Professor Vanessa Hayes received a Celebration of African Australians Inc Award at Parliament House on Saturday.
The awards recognised "exceptional achievements and remarkable contributions to Australia, Africa and the world through education, science, research, philanthropy, leadership and community engagement by African Australians."
Professor Hayes heads the Human Comparative Genomics Team at Sydney's Garvan Institute of Medical Research, while also holding a position as Professor of Genomic Medicine at the J. Craig Venter Institute in San Diego, California.
Born in Cape Town, South Africa, Hayes made Sydney and Australia home in 2003, becoming a citizen in 2006. She was recognized on Saturday for both her contributions to Africa and Australia.
Hayes made headline news in 2010 when she led the team that generated the first complete personalised human DNA sequences (human genomes) for Africa, namely South African and Nobel Peace Laureate Archbishop Desmond Tutu and !Gubi, a Kalahari Bushman from Namibia, and again in 2011 when she co-led a project to generate the complete genome and facial tumour genome of Australia's Tasmanian devil.
At Garvan, she will be using her understanding of the complexities of the Human Genome to drive research focused on identifying the inherited and acquired genetic events that cause prostate cancer.
Generating not only the first human genome for an Australian researcher, the information gained from the African project provided for the first time a true glimpse into the extent of human diversity within Africa. The African genomes (particularly that of Archbishop Tutu) are providing the framework for disease studies and drug development tailored for Africa.
After completing her PhD in the Netherlands in 1999, Hayes returned to South Africa to head a research team that focused on determining genetic susceptibility to HIV infection and disease progression. She became frustrated, realising that the anti-HIV drugs were completely ineffective for Africans.
"At the time there were over 5 million orphans in Southern Africa as a result of HIV. Drug development was being driven out of the United States and Europe and therefore tailored to the majority population, including a deletion within the CCR5 gene only carried by people of European ancestry. This genetic target was absent in African ancestral South Africans," said Professor Hayes.

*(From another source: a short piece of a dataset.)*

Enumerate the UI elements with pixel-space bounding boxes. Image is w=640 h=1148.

"One of the biggest issues with not including all indigenous people in genomics is that medicines tailored towards genomic profiling only target anomalies that can be found in current databases. If there are no African genomes in the database, then Africans are excluded from drug development."

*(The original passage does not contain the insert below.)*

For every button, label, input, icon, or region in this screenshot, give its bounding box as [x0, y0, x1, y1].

All modern humans shared a common ancestor roughly 200 thousand years ago in Africa. The closer a population resides to our early beginnings, the more diversity is carried in the DNA of that population.

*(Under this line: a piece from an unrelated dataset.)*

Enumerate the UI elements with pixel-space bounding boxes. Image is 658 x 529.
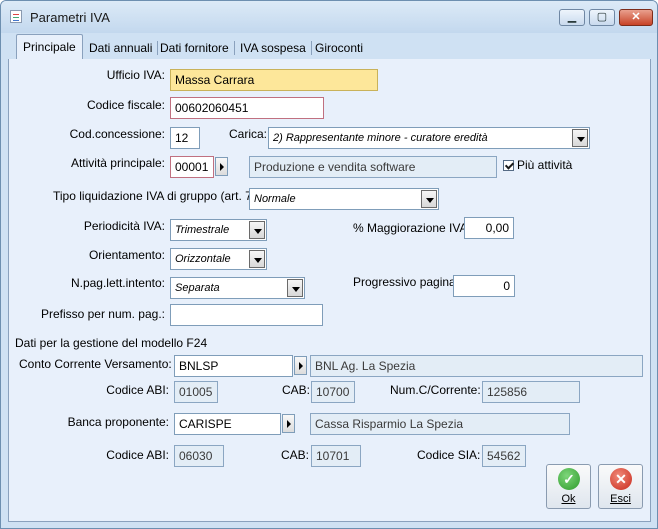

To date Hayes has identified the most diverse human genomes within the Southern African Bushman (Khoesan) peoples. In contrast, Europeans and Asians show the least genomic diversity, having gone through a major 'bottleneck' (population reduction) when leaving Africa some 35,000 to 25,000 years ago.
"We found more genetic diversity between two click-speaking Bushmen, who live 500 km from each other, than between me (a red haired) and someone from China," explained Hayes.
"By sequencing the complete genomes of !Gubi and the Archbishop we were able to add 1.3 million gene variants to the databases that weren't there previously -- simply because people hadn't looked in Africa."
Hayes believes that Africa holds many secrets to understanding human disease that have not been tapped. For example the significant link to prostate cancer and aggressive prostate cancer disease observed in men of African ancestry. "Although the Archbishop has been diagnosed with prostate cancer, our current knowledge was unable to predict his disease status based on his DNA sequence," says Hayes.
Among her current projects, Professor Hayes is studying African men from rural areas with aggressive prostate cancer who, unlike Australian men, have not been impacted by western trends in prostate cancer management. She is using this unique resource as a comparative analysis to better understand both the environmental and genetic factors driving prostate cancer within Australia.